We are a nation of immigrants. Tonight I was reminded that this symbol has a deep significance to many. Five and a half hours well-spent.

November 2, 2013

The Old Stage Road

Five minutes. Five minutes till the next loaf of Artichoke Garlic Herb bread comes out of Arcangeli's oven. My fellow rider and I finished our PB&J sandwiches. He looked at me. “I think it's been five minutes, now?” and returned with a steaming loaf for all of us to share.

Bliss.

Several riders were tentative. They had ordered big sandwiches. “Try some,” we insisted. [I was not disappointed to eat more than my fair share.]

Among the notices posted in the picnic area behind the market was a thank-you to their customers: bicyclists, motorcyclists, and whale watchers—all are welcome.

The San Gregorio House
The ride had been colder than I expected, and the marine layer seemed too stubborn to burn off. For the first time, I had noticed the historic plaque (courtesy of the Clampers) next to a ramshackle building across from the General Store in San Gregorio. As we were traveling along a portion of the old Stage Road, it was not surprising to find that this had been a stage coach stop. Formerly an inn, built in 1865 and rebuilt in 1902, it is now private.

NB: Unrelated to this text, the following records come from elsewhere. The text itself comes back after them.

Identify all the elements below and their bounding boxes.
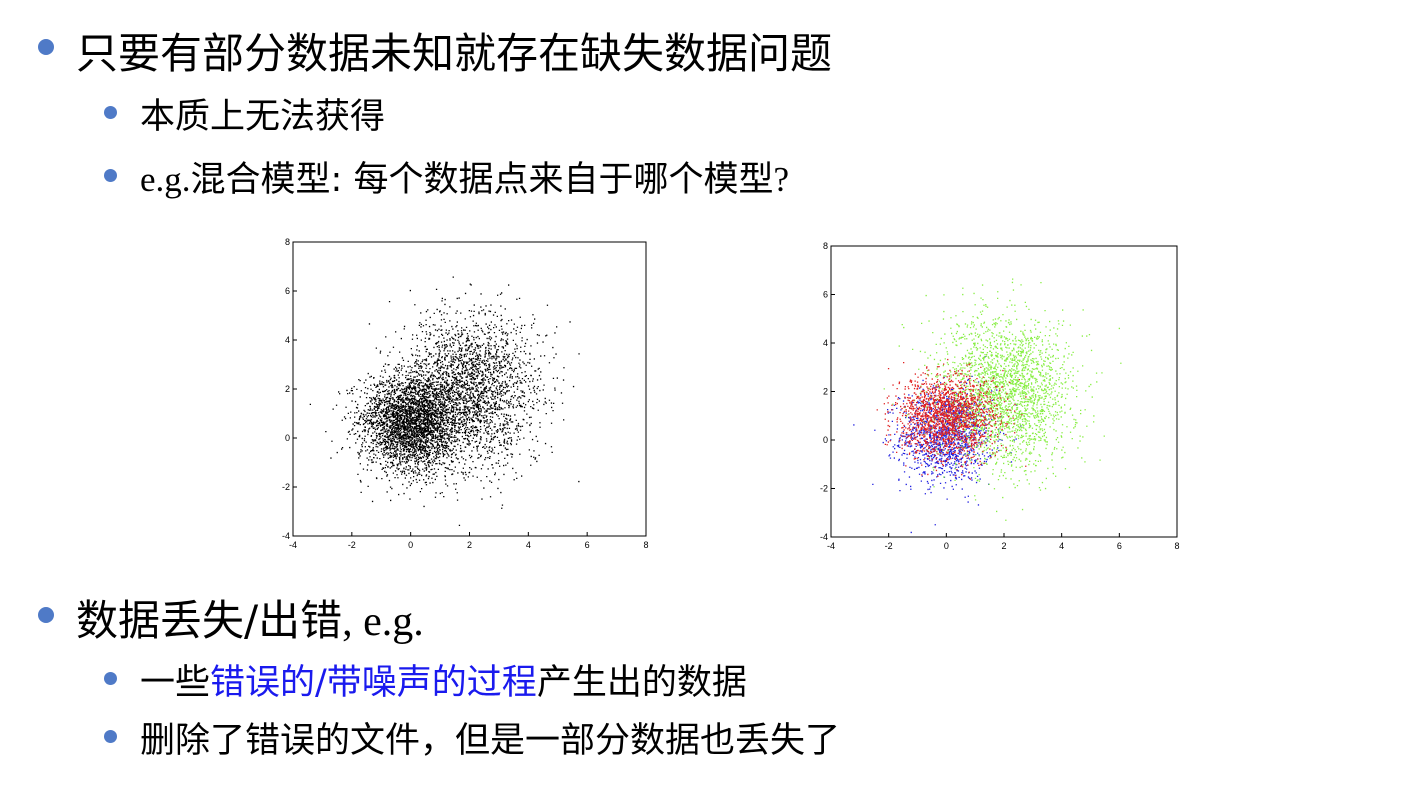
- bullet-dot-icon: [104, 672, 117, 685]
- question-mark: ?: [773, 160, 790, 199]
- bullet-dot-icon: [38, 39, 54, 55]
- y-tick-label: -4: [282, 531, 290, 541]
- y-tick-label: -4: [820, 532, 828, 542]
- text-after: 产生出的数据: [536, 663, 747, 703]
- y-tick-label: 6: [823, 290, 828, 300]
- point-cluster-2: [876, 358, 1027, 480]
- bullet-text: 删除了错误的文件，但是一部分数据也丢失了: [140, 721, 841, 761]
- x-tick-label: 8: [1174, 541, 1179, 551]
- bullet-text: 一些错误的/带噪声的过程产生出的数据: [140, 654, 747, 705]
- x-tick-label: 4: [526, 540, 531, 550]
- text-before: 一些: [140, 663, 211, 703]
- y-tick-label: 4: [285, 335, 290, 345]
- y-tick-label: -2: [282, 482, 290, 492]
- x-tick-label: 2: [467, 540, 472, 550]
- x-tick-label: 6: [1117, 541, 1122, 551]
- y-tick-label: -2: [820, 484, 828, 494]
- x-tick-label: 0: [944, 541, 949, 551]
- scatter-plot-colored: -4 -2 0 2 4 6 8 -4 -2 0 2 4 6 8: [820, 241, 1180, 551]
- x-tick-label: -4: [827, 541, 835, 551]
- bullet-text: 数据丢失/出错, e.g.: [76, 587, 424, 648]
- y-tick-label: 0: [285, 433, 290, 443]
- bullet-dot-icon: [104, 106, 117, 119]
- eg-prefix: e.g.: [140, 160, 191, 199]
- bullet-text: 本质上无法获得: [140, 97, 386, 137]
- y-tick-label: 8: [285, 237, 290, 247]
- x-tick-label: 6: [585, 540, 590, 550]
- x-tick-label: -4: [289, 540, 297, 550]
- bullet-text: 只要有部分数据未知就存在缺失数据问题: [76, 29, 833, 78]
- y-tick-label: 8: [823, 241, 828, 251]
- y-tick-label: 6: [285, 286, 290, 296]
- bullet-main-text: 数据丢失/出错: [76, 596, 343, 645]
- y-tick-label: 4: [823, 338, 828, 348]
- bullet-dot-icon: [38, 607, 54, 623]
- x-tick-label: 2: [1001, 541, 1006, 551]
- axis-ticks: -4 -2 0 2 4 6 8 -4 -2 0 2 4 6 8: [820, 241, 1180, 551]
- y-tick-label: 2: [823, 387, 828, 397]
- x-tick-label: 4: [1059, 541, 1064, 551]
- highlight-text: 错误的/带噪声的过程: [210, 663, 537, 703]
- eg-suffix: , e.g.: [342, 599, 424, 645]
- scatter-plot-unlabeled: -4 -2 0 2 4 6 8 -4 -2 0 2 4 6 8: [282, 237, 649, 550]
- bullet-dot-icon: [104, 730, 117, 743]
- x-tick-label: -2: [885, 541, 893, 551]
- x-tick-label: -2: [348, 540, 356, 550]
- data-points: [853, 278, 1122, 534]
- axis-ticks: -4 -2 0 2 4 6 8 -4 -2 0 2 4 6 8: [282, 237, 649, 550]
- x-tick-label: 8: [643, 540, 648, 550]
- y-tick-label: 0: [823, 435, 828, 445]
- plot-frame: [830, 245, 1178, 538]
- bullet-dot-icon: [104, 169, 117, 182]
- bullet-main-text: 混合模型: 每个数据点来自于哪个模型: [190, 160, 774, 200]
- x-tick-label: 0: [408, 540, 413, 550]
- bullet-text: e.g.混合模型: 每个数据点来自于哪个模型?: [140, 151, 789, 202]
- y-tick-label: 2: [285, 384, 290, 394]
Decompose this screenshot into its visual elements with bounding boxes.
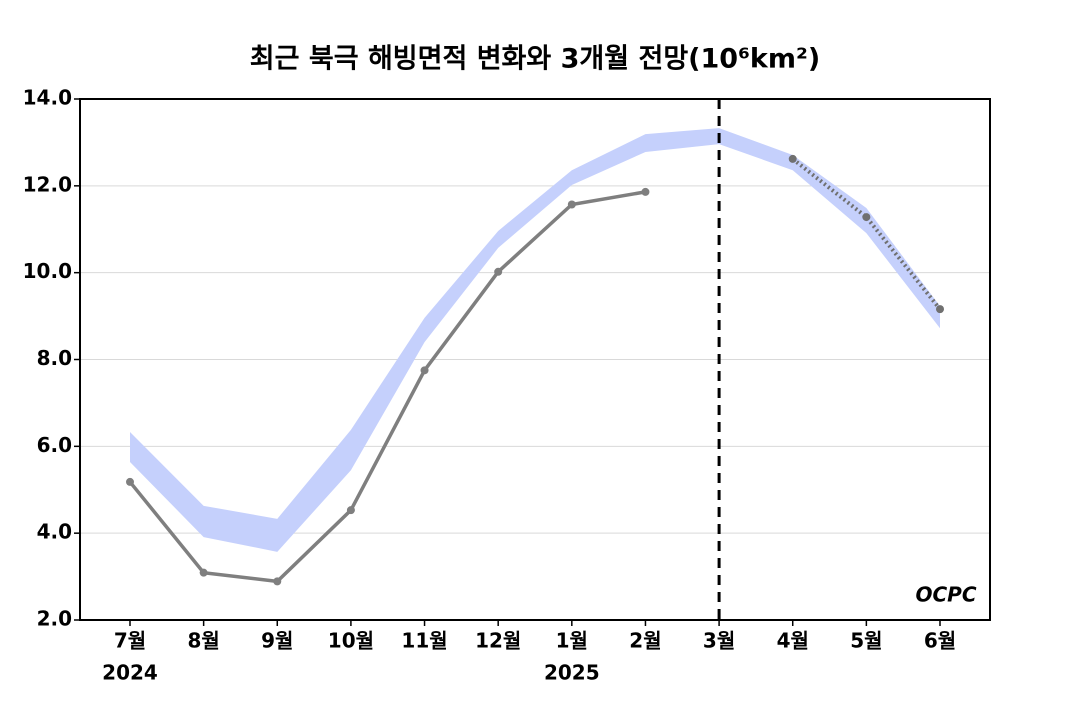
x-tick-label: 12월 <box>475 629 521 653</box>
chart-title: 최근 북극 해빙면적 변화와 3개월 전망(10⁶km²) <box>250 44 820 75</box>
point <box>126 477 134 486</box>
y-tick-label: 12.0 <box>23 172 72 196</box>
x-tick-label: 8월 <box>187 629 219 653</box>
y-tick-label: 2.0 <box>37 607 72 631</box>
point <box>862 213 871 222</box>
range-band <box>130 128 940 552</box>
x-tick-label: 11월 <box>401 629 447 653</box>
point <box>936 305 944 314</box>
point <box>494 267 503 276</box>
x-tick-label: 5월 <box>850 629 882 653</box>
year-label: 2025 <box>544 661 600 685</box>
plot-frame <box>79 98 991 621</box>
series-line <box>791 157 942 311</box>
point <box>420 366 429 375</box>
x-tick-label: 4월 <box>777 629 809 653</box>
x-tick-label: 2월 <box>629 629 661 653</box>
x-tick-label: 10월 <box>328 629 374 653</box>
y-tick-label: 10.0 <box>23 259 72 283</box>
year-label: 2024 <box>102 661 158 685</box>
x-tick-label: 3월 <box>703 629 735 653</box>
point <box>199 568 208 577</box>
x-tick-label: 6월 <box>924 629 956 653</box>
point <box>273 577 282 586</box>
point <box>641 187 650 196</box>
point <box>788 154 797 163</box>
y-tick-label: 4.0 <box>37 520 72 544</box>
x-tick-label: 7월 <box>114 629 146 653</box>
logo: OCPC <box>915 583 976 607</box>
point <box>346 506 355 515</box>
x-tick-label: 1월 <box>556 629 588 653</box>
x-tick-label: 9월 <box>261 629 293 653</box>
y-tick-label: 6.0 <box>37 433 72 457</box>
y-tick-label: 8.0 <box>37 346 72 370</box>
y-tick-label: 14.0 <box>23 86 72 110</box>
series-line <box>128 190 646 584</box>
point <box>567 200 576 209</box>
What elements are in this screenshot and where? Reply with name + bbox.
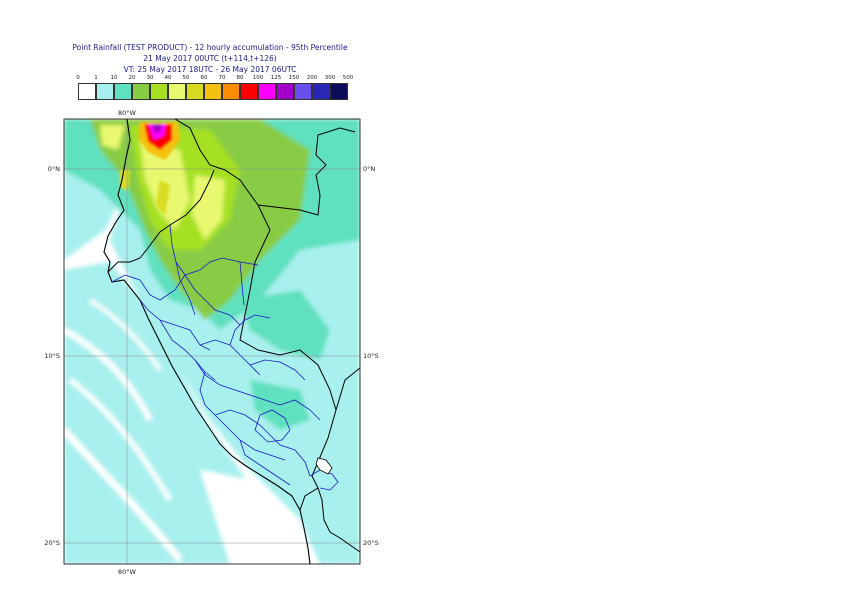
legend-tick-label: 70 bbox=[218, 75, 226, 81]
map-title: Point Rainfall (TEST PRODUCT) - 12 hourl… bbox=[72, 43, 348, 52]
legend-color-swatch bbox=[222, 83, 240, 100]
legend-tick-label: 500 bbox=[342, 75, 354, 81]
map-frame bbox=[63, 118, 361, 565]
color-legend: 0 1 10 20 30 40 50 60 70 80 100 125 150 200 300 500 bbox=[76, 75, 353, 105]
legend-color-swatch bbox=[240, 83, 258, 100]
legend-tick-label: 100 bbox=[252, 75, 264, 81]
legend-tick-label: 1 bbox=[94, 75, 98, 81]
lake-titicaca bbox=[315, 457, 333, 475]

The marine layer finally retreated as we headed for Haskins Hill. Earlier, a rider had asked whether the climb would be steep. “No,” I said. Then I thought to ask what she considered steep. Some shot ahead on the flats, later to dismount and walk up the last stretch of Haskins (average grade of 7% over 2 1/4 miles). I thought back to the first time I had climbed this hill, with a different club. Abandoned by the leaders, a few of us had retraced our path to the start when we learned that the planned route was blocked by downed wires. The climb was a struggle for me, that day.

It was easier than I remembered. Thirty-one miles with some 2,300 feet of climbing. I should ride this loop more often—for the bread, alone.